Senate Democrats Drop Key Estate Tax Proposal

In an attempt to shore up support for President Obama tax plan, Senate Democratic leaders are eliminating a key provision to tax wealthy estates.

Democrats could not reach a consensus in the Senate Democratic Caucus over how much to tax estates transferred after a person’s death, prompting Senate Majority Leader Harry Reid to inform senators Thursday that he’d drop that provision. The bill would now cost $250 billion, down from the $272 billion, one-year cost of the original proposal, aides said.

“The majority leader wanted to focus on the middle-class tax relief,” Sen. Dick Durbin (D-Ill.) told reporters.

While the Obama tax bill has no chance of winning the 60 votes needed for passage, Democrats want to build at least a simple majority so they can point fingers at Republicans for protecting wealthy families at the expense of tax breaks for the middle class. Anything less than 50 votes would reflect poorly on the president.

Obama says he wants to let the Bush tax cuts expire for households with income over $250,000, and extend the rest of the rates for one year. Republicans want to extend all of the tax rates for everyone for one year, warning that any tax increase would have a negative effect on an already anemic economic recovery, a notion the president himself agreed with when extended the Bush tax cuts back in 2010.

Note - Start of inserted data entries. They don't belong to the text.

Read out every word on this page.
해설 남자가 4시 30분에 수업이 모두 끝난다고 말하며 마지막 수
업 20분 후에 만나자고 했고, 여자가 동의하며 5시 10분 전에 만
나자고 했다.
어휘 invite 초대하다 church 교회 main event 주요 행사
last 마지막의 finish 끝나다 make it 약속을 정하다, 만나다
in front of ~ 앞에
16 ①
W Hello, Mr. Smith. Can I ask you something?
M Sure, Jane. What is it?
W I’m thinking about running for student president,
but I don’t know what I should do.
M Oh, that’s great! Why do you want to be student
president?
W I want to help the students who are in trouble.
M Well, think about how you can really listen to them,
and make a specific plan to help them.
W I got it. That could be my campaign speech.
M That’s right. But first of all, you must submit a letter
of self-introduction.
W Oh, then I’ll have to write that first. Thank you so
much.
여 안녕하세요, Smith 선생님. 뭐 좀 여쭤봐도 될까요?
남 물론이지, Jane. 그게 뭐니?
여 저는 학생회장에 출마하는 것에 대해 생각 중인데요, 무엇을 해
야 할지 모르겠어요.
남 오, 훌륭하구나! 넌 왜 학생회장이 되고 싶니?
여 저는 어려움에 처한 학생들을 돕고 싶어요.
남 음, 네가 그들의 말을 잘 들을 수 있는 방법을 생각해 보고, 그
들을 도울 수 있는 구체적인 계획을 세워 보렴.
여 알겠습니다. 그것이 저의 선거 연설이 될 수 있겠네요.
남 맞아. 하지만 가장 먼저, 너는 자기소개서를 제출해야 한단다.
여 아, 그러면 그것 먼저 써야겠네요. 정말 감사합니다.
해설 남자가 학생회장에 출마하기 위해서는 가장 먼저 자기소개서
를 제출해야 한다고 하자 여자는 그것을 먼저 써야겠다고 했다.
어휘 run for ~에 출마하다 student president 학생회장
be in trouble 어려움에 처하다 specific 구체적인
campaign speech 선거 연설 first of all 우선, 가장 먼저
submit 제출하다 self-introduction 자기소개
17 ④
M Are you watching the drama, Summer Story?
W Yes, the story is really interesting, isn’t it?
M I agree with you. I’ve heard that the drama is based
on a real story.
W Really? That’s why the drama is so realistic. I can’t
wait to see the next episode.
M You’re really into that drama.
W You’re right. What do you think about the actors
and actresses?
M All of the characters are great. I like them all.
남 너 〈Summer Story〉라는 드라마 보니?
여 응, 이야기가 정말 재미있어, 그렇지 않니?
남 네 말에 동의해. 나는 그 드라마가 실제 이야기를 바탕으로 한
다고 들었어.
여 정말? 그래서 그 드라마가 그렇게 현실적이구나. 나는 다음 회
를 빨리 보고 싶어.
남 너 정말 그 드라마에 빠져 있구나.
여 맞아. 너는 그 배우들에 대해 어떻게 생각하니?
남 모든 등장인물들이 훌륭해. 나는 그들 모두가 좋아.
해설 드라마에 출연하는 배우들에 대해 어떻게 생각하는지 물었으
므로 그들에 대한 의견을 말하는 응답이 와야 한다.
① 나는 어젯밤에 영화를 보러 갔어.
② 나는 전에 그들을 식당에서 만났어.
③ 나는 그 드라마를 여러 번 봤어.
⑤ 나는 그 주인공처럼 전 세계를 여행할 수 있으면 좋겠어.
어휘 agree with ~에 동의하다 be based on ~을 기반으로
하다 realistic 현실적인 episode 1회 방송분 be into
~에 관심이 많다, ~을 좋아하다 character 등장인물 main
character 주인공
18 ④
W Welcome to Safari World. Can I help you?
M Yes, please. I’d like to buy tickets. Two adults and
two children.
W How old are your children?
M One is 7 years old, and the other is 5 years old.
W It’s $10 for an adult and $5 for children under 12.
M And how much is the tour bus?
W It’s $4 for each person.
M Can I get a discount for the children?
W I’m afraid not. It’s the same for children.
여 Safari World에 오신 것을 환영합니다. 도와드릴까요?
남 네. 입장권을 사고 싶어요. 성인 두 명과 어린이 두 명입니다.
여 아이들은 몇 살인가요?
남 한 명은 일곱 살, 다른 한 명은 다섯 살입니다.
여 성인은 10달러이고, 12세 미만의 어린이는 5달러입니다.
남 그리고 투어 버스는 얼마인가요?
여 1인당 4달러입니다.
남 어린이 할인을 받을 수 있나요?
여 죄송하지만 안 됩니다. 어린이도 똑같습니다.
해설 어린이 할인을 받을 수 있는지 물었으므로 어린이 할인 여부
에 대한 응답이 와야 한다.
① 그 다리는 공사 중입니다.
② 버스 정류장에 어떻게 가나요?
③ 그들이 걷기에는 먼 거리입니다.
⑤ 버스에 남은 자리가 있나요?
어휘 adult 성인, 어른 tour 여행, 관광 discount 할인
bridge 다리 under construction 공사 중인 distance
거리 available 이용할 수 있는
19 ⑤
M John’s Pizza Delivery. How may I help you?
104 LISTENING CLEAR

A vote is expected next week on the Democratic plan, and Reid is confident Democrats will muster at least 50 votes, especially after dropping the estate tax provision. Sens. Jim Webb (D-Va.) and Joe Lieberman (I-Conn.) both have announced they would oppose the Obama plan.

The original version of the Senate Democrats’ tax legislation would have set the maximum tax rate of an estate valued at more than $3.5 million at 45 percent. Right now, there’s a 35 percent rate for estates worth more than $5.12 million. If Congress doesn’t act, estates worth $1 million will be hit with a 55 percent tax rate next year. Republicans have labelled the estate tax, the “death tax.”

To strengthen their arguments for extending all the current rates, Senate Republicans on Thursday circulated a study by the nonpartisan Joint Committee on Taxation that showed there was a mere $28 billion difference between the GOP proposal and the Democratic plan, which would end the current rates for household income of above $250,000. That difference, Republicans noted, equaled how much the government spends in a mere three days.

“The American people deserve better than to have the president and his allies threaten to melt down our economy for what amounts to less than three days of federal spending,” said Utah Sen. Orrin Hatch, the top Republican on the Finance Committee.

Sen. Chuck Schumer (D-N.Y.) dismissed the report as a “smokescreen” by Republicans.

“The truth is, if we decouple the tax cuts for those earning above $250,000, that means they will be gone for good,” Schumer said in a statement. “Over 10 years, that will reduce the deficit by $800 billion compared to what Republicans want to do.”